Japan’s ispace lunar lander appears to have crashed into the moon


A commercial lunar rover, developed by private Japanese company ispace in association with the United Arab Emirates, appears to have failed to make a soft landing on the moon and is presumed to have crash-landed on the moon’s surface. The apparent conclusion of the mission comes after a stay of four months and 239,000 miles, and if successful, it could have heralded a new era of lunar exploration.

“We have to assume that we were unable to complete the moon landing on the lunar surface,” ispace CEO Takeshi Hakamada said during the company’s live broadcast.

Launched aboard a SpaceX Falcon 9 rocket on December 11, ispace’s Hakuto-R lander attempted to make a soft landing (i.e., not crash) inside Atlas crater located on the southeastern edge of the moon’s Mare Frigoris , or the “Sea of ​​Cold” just before 1 pm EST. The ispace team was subsequently unable to establish communication with the lander and, as of this writing, still cannot.

“Recognizing the possibility of an anomaly during the mission, the results will be weighed and evaluated against the criteria and incorporated into future missions already in development between now and 2025,” the company said in an announcement shortly after its launch on December 11 aboard SpaceX. Falcon 9.
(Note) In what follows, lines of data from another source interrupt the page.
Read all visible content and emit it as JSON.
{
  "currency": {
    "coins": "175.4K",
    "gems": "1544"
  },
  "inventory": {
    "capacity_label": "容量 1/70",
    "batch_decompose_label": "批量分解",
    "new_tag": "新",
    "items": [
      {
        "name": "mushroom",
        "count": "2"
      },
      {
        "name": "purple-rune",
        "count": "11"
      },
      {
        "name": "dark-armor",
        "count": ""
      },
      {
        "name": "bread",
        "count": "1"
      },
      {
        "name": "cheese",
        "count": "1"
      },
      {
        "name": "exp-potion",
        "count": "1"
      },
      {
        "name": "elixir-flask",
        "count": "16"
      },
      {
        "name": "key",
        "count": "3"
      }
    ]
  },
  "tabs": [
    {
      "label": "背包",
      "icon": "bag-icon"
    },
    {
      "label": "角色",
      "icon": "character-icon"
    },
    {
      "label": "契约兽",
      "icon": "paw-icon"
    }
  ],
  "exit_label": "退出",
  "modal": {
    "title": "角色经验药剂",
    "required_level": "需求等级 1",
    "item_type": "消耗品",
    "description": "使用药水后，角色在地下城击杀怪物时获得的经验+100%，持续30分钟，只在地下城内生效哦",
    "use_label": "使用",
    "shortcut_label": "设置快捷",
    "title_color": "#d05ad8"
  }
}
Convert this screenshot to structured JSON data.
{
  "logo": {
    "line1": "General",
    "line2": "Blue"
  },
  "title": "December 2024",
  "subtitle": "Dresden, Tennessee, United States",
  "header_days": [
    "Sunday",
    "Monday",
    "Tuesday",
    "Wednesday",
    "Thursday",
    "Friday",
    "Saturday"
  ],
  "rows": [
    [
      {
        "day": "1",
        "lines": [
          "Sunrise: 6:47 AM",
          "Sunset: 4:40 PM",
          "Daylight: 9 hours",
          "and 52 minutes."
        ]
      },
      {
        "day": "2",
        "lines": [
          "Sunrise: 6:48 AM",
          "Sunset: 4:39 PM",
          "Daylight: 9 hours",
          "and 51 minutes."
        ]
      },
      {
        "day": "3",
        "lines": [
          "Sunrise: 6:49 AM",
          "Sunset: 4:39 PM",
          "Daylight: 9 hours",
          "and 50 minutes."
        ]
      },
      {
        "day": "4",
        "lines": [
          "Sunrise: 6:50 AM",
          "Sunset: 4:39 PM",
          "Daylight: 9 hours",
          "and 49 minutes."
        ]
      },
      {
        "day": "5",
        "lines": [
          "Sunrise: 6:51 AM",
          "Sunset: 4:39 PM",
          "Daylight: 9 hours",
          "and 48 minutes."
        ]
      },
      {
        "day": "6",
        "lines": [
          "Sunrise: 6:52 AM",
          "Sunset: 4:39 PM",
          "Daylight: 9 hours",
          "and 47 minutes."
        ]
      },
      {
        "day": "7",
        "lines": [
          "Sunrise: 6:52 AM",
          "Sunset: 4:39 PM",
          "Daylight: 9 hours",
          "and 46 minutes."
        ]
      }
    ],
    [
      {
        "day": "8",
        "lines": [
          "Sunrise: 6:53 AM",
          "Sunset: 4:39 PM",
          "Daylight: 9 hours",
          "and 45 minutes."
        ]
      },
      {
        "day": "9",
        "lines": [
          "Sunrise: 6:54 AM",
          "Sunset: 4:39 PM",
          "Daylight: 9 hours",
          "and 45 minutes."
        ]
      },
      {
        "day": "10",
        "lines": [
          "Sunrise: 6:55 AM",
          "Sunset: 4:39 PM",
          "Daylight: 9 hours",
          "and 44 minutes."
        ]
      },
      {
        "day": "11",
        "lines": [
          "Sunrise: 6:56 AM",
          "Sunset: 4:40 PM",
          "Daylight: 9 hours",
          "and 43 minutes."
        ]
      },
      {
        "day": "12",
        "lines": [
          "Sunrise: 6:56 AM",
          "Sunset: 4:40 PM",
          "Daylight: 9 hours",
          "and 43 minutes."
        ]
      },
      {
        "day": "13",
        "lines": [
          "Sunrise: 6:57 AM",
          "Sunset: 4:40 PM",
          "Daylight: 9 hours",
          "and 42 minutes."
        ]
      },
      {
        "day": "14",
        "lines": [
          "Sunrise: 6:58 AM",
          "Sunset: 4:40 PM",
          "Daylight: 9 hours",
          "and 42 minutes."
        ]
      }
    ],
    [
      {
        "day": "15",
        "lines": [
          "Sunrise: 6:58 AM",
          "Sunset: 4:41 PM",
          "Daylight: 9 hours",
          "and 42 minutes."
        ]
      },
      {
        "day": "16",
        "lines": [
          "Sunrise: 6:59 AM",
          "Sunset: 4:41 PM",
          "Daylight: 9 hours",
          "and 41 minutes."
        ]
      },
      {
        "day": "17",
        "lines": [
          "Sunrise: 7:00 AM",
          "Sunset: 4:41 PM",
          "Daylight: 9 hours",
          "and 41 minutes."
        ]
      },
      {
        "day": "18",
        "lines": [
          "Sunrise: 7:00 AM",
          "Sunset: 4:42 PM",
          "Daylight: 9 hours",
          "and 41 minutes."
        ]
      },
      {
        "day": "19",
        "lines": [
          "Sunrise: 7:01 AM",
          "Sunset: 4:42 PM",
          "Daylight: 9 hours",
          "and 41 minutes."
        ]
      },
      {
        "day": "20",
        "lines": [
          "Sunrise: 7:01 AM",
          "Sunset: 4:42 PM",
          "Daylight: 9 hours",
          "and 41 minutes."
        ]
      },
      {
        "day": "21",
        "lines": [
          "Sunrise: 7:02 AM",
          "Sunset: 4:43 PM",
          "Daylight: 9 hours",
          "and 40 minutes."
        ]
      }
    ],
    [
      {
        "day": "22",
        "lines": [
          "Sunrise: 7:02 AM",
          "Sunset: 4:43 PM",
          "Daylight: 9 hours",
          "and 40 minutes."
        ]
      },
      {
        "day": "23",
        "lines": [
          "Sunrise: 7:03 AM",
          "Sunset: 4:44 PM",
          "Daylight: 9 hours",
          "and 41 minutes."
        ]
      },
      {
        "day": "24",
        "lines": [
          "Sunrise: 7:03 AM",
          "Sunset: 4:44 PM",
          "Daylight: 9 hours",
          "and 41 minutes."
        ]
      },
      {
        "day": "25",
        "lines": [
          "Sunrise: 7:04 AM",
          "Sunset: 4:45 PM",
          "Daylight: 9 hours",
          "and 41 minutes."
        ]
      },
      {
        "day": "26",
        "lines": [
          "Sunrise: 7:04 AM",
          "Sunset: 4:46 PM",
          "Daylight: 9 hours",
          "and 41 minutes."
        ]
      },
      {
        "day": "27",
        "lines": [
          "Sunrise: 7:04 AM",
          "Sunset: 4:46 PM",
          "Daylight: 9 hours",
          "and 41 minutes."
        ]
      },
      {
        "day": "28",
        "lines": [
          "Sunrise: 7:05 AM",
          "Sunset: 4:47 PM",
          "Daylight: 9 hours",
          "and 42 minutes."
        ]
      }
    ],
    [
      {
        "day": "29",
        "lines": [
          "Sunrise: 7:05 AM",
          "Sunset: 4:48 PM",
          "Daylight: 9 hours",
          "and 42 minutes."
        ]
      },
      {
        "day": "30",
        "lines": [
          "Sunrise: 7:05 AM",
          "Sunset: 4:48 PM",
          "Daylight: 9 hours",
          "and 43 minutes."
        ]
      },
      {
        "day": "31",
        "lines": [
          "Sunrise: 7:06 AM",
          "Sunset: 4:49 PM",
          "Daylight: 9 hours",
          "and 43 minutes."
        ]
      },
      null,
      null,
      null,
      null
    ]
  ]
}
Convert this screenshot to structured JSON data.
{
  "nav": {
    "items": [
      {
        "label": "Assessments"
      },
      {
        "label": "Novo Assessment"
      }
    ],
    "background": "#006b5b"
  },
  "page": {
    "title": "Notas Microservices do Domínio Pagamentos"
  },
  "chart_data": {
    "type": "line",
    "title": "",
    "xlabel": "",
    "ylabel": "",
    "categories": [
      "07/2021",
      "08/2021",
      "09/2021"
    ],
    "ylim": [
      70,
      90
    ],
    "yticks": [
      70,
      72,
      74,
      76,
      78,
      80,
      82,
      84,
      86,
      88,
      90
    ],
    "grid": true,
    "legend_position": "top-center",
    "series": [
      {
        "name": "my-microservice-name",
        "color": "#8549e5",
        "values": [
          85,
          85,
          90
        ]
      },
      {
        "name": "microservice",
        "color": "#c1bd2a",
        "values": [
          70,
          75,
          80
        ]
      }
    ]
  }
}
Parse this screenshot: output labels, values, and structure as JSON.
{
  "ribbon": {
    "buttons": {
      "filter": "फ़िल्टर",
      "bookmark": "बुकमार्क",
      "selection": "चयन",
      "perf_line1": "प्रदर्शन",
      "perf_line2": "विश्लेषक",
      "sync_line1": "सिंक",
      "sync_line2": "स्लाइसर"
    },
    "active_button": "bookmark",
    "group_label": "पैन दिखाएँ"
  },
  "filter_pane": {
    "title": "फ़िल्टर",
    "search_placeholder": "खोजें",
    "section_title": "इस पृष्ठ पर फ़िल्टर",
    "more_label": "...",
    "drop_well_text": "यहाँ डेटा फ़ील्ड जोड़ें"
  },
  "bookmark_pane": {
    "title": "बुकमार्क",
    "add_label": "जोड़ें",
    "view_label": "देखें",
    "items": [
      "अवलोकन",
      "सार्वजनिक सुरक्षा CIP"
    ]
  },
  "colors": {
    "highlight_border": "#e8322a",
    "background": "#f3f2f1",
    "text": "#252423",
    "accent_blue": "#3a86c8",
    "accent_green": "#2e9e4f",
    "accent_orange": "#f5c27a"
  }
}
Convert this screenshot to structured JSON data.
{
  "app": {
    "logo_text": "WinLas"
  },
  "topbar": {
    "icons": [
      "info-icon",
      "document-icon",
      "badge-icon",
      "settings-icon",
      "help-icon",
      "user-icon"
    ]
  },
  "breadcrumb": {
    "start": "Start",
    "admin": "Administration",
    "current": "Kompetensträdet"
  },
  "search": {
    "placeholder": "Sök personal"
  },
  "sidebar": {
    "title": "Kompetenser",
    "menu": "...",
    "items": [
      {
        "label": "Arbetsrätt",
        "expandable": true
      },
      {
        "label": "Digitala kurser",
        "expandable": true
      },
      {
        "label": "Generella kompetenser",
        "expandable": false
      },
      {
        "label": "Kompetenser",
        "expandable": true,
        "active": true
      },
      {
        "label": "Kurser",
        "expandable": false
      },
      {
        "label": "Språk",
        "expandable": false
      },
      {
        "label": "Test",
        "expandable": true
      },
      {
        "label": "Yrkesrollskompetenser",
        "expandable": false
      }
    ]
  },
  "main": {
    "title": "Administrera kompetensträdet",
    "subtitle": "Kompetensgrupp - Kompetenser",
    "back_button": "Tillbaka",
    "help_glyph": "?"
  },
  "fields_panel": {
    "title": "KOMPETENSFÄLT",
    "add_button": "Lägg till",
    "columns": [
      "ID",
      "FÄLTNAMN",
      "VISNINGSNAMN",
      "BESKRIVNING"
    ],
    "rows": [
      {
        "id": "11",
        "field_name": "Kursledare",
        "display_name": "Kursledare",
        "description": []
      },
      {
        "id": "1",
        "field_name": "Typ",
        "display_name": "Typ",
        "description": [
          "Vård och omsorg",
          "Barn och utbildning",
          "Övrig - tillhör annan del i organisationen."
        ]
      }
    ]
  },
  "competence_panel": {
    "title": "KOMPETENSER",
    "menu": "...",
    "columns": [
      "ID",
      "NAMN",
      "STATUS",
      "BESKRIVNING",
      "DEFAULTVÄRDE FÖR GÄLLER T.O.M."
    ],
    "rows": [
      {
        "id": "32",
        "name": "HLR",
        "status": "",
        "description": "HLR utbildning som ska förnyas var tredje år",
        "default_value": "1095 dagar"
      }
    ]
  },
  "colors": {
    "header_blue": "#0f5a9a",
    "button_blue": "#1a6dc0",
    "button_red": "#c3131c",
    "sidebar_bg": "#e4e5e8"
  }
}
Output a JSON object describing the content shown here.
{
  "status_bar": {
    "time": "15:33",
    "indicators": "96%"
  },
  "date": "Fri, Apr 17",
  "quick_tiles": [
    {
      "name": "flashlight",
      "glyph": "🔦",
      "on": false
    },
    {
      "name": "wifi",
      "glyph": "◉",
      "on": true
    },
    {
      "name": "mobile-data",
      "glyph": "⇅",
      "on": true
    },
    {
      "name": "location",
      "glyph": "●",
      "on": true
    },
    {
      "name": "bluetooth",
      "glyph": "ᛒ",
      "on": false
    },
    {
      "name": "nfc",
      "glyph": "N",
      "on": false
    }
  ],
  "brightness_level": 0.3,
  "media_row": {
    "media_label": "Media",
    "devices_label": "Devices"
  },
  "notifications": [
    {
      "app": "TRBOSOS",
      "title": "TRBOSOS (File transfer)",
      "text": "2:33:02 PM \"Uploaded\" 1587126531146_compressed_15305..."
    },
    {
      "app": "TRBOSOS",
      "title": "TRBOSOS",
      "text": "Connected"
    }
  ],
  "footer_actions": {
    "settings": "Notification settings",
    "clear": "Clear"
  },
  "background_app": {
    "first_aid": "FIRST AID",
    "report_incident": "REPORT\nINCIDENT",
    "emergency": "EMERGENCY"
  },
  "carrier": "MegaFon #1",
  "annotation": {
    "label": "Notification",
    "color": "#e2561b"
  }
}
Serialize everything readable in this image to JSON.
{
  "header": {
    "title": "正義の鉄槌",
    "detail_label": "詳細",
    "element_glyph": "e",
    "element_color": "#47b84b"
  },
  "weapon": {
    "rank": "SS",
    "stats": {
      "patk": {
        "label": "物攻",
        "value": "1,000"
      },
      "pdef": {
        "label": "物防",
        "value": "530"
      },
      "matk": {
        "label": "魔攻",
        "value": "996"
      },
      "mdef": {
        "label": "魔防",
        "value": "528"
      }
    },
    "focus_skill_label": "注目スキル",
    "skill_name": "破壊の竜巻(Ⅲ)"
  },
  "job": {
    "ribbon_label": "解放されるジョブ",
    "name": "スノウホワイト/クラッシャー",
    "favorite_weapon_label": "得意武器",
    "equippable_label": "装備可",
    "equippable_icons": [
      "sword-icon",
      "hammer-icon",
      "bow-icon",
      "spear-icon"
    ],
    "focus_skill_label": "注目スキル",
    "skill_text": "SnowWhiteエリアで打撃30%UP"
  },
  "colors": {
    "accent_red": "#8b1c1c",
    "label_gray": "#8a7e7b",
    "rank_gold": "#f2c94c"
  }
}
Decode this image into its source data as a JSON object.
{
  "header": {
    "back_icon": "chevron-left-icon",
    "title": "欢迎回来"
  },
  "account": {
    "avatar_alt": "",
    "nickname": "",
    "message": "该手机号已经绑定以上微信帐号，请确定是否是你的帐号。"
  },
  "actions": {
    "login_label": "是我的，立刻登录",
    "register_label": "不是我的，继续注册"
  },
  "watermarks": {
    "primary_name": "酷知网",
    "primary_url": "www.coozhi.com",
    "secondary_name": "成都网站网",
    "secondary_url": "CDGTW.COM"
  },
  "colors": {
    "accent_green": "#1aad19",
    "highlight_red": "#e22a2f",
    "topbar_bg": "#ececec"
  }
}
Had it been a success, the United Arab Emirates’ 22-pound Rashid rover would have deployed for a 14-day daytime lunar survey of the area. According to the European Space Agency, which helped design the rover’s wheels and will provide landing communications for ispace, the rover would have documented its journey through two high-resolution cameras along with a microscopic and thermal imaging camera. Rashid also boasted of a “Langmuir probe” meant to “sample the plasma environment that prevails just above the lunar surface,” according to ESA.

[Related: ispace’s private lander might be the first to touch down on the moon.]

As CNN He points out, only the US, China, and the former Soviet Union have successfully achieved a controlled moon landing. The United States remains the only nation to have placed humans on the lunar surface. In 2019, the Israeli private space company SpaceIL attempted what would have been the first commercial soft landing on the moon with its Beresheet robotic lander. Beresheet’s engine failed during its descent approximately four miles onto the lunar surface.

The expected success of ispace’s Hakuto-R could have presented literal and figurative uncharted territory for both Earth nations and their moon. Along with the imminent return of NASA astronauts through the Artemis program ahead of the hope of a permanent lunar base, many space law experts are rushing to establish a new set of regulations to protect the lunar environment as well as historic spaces. as the landing site of Apollo 11.